Margaux Jaudinaud n’a jamais cessé d’écrire. « J’adore ça », confie-t-elle. Elle a ce besoin de poser des mots sur des émotions. Ces textes se trouvent dans « un carnet de croquis. J’ai vécu des histoires douloureuses. À un moment, je n’allais pas très bien. J’ai repris ces chansons avec le recul parce que j’ai réussi à surmonter les épreuves de la vie. L’écriture m’a aidée à comprendre mes émotions. Comme beaucoup de personnes de mon âge, j’ai des parents qui ont du mal à exprimer des émotions. Et moi, j’ai mis du temps à mettre des mots sur les miennes. Depuis l’adolescence, j’ai compris que les mots sont un moyen d’exorciser tout cela. Et la vie continue. »
Les mots et le dessin
Pour qu’elle suive son cours, il a fallu clore un chapitre en publiant un premier EP, Clever Girl, en janvier 2026. Vera Daisies revient sur des déceptions amoureuses, les relations toxiques, l’amitié, le monde de la musique. « C’est comme un disque dur. J’ai utilisé toute ma mémoire et supprimer mes fichiers. Certains titres datent d’il y a dix ans. Je les ai pris et je n’y ai pas touché parce qu’ils représentent une période de ma vie. Il y a certes des imperfections mais aussi une beauté et une spontanéité. Je ne voulais pas perdre la flamme. »

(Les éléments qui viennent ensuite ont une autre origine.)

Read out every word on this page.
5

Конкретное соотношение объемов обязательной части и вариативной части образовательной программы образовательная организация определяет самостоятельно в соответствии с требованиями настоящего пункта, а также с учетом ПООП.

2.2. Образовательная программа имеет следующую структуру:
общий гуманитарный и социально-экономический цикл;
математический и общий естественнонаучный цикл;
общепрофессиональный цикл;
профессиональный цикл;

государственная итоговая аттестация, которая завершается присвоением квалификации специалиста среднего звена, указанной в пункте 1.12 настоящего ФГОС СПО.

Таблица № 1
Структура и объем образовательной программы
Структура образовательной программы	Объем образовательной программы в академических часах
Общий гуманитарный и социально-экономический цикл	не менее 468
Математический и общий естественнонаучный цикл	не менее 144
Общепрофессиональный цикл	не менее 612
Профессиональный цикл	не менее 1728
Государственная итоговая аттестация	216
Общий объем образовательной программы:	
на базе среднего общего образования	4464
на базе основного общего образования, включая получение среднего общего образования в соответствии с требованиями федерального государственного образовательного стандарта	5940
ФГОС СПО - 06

Avec Vera Daisies, en concert à Ça sonne à la porte à Grossœuvre et au Biches festival à Rai, le dessin tient une place aussi importante que les mots. « Il me permet de m’exprimer d’une autre manière et il m’a libérée dans ma pratique musicale. Il y a quelque chose de plus spontané dans le dessin. Je me sens bien plus à l’aise. » Elle a illustré le vinyle — « un rêve » — et réalisé les clips avec une esthétique visuelle très singulière.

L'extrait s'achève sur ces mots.